In the field of speech, research has been focused mainly on speaker recognition, spoken language
recognition, voice conversion, and spoken document retrieval/summarization. Our recent achievements
include locally linear embedding-based approaches for voice conversion and post-filtering, discriminative
autoencoders for speech/speaker recognition, and novel paragraph embedding methods for spoken document
retrieval/summarization. Our ongoing research includes audio-visual speaker recognition and speech enhancement,
subspace neural networks for spoken language/dialect/accent recognition, many-to-one/non-parallel voice conversion,
and neural network-based spoken document retrieval/summarization and question answering.

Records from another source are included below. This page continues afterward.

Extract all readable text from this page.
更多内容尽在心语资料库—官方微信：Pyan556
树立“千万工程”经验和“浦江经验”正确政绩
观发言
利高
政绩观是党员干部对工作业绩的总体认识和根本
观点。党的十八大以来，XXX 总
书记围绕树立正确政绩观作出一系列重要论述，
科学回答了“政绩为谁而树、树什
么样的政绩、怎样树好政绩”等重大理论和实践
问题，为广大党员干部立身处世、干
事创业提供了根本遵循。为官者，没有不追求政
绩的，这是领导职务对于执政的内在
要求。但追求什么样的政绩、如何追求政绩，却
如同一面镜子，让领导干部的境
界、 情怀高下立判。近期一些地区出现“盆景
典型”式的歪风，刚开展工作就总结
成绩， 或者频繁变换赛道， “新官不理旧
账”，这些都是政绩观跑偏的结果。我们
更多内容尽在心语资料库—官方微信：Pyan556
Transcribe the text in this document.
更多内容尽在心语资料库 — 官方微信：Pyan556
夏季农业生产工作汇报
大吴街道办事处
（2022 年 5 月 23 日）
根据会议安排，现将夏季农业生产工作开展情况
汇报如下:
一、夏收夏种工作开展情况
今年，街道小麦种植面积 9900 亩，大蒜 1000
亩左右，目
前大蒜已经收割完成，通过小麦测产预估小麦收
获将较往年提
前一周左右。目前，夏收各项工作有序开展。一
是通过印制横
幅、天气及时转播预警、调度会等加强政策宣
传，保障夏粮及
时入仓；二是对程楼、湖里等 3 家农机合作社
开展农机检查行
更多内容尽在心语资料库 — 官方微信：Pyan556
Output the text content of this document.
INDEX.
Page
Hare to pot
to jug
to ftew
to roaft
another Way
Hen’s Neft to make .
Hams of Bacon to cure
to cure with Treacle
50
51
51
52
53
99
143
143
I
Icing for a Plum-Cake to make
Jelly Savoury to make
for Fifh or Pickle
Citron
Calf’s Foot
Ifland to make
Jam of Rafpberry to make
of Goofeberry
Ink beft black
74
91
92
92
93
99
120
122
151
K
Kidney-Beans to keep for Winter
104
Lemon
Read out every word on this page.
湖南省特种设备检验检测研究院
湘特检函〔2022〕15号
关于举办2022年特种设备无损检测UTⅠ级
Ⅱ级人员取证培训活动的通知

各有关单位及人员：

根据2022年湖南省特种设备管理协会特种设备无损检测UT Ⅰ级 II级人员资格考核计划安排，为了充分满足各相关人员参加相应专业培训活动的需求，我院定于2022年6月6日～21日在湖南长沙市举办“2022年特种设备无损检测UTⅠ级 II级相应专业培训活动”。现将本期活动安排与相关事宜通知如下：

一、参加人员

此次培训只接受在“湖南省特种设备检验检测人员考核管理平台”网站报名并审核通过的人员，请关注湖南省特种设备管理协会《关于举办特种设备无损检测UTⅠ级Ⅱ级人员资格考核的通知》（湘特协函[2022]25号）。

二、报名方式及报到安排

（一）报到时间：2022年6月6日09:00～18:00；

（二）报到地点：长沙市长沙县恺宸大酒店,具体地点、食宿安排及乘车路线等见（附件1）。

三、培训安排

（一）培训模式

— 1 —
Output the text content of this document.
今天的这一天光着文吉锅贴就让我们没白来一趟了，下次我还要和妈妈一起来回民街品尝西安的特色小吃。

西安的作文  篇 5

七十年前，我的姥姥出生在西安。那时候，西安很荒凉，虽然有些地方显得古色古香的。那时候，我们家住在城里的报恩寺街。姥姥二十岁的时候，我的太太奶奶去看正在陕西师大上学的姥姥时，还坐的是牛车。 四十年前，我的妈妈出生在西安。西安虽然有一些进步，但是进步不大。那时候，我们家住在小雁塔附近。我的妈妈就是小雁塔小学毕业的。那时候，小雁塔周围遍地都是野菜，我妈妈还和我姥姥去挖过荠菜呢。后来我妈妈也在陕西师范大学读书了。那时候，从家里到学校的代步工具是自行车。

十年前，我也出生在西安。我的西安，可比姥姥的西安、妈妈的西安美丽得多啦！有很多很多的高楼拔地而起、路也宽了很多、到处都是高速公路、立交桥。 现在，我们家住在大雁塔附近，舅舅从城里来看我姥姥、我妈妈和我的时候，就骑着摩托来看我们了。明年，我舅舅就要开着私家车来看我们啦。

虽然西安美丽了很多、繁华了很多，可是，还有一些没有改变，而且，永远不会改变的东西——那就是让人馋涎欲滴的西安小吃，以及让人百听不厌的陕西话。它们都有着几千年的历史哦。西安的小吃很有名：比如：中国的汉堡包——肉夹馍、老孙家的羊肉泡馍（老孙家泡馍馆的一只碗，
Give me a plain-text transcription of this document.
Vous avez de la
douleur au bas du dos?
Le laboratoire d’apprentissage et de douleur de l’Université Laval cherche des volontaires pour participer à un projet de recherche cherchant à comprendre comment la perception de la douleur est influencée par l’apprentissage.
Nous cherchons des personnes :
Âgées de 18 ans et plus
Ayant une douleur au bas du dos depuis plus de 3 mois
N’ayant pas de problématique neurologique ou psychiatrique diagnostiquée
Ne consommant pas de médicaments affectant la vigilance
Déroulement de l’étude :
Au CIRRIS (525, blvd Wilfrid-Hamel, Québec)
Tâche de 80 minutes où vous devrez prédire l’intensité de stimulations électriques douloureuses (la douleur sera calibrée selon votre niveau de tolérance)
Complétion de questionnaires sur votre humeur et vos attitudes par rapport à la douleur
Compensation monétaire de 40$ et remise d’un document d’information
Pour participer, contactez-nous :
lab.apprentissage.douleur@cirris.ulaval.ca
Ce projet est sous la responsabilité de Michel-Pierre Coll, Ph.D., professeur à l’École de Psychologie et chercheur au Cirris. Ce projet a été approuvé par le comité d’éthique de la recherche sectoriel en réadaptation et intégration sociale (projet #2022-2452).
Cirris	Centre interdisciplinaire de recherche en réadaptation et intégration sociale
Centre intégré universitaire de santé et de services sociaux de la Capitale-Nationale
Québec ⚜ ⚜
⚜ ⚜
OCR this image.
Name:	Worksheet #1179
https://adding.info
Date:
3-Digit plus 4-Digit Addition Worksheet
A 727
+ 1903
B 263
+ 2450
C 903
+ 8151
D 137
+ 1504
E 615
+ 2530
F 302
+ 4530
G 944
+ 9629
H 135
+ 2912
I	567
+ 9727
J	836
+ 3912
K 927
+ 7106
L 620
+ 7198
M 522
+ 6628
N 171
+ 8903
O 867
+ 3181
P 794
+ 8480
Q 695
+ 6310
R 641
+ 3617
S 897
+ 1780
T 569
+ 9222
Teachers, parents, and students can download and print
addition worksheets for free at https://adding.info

In the music field, research has been focused mainly on vocal melody extraction and automatic generation of
music video. Our recent achievements in this field include an acoustic-phonetic F0 modeling framework for
vocal melody extraction and an emotion-oriented pseudo song prediction and matching framework for automatic
music video generation. We have successfully implemented a complete automatic music video generation system
that can automatically edit a long user-generated video into a music-compliant short professional-like video.
Our ongoing research includes continuous improvement of our own technologies and systems, cover song identification,
and automatic generation of set list for concert video, so as to facilitate the management and retrieval of a large
music database. Future research directions also include singing voice synthesis, speech to singing voice conversion,
and music structure analysis/summarization.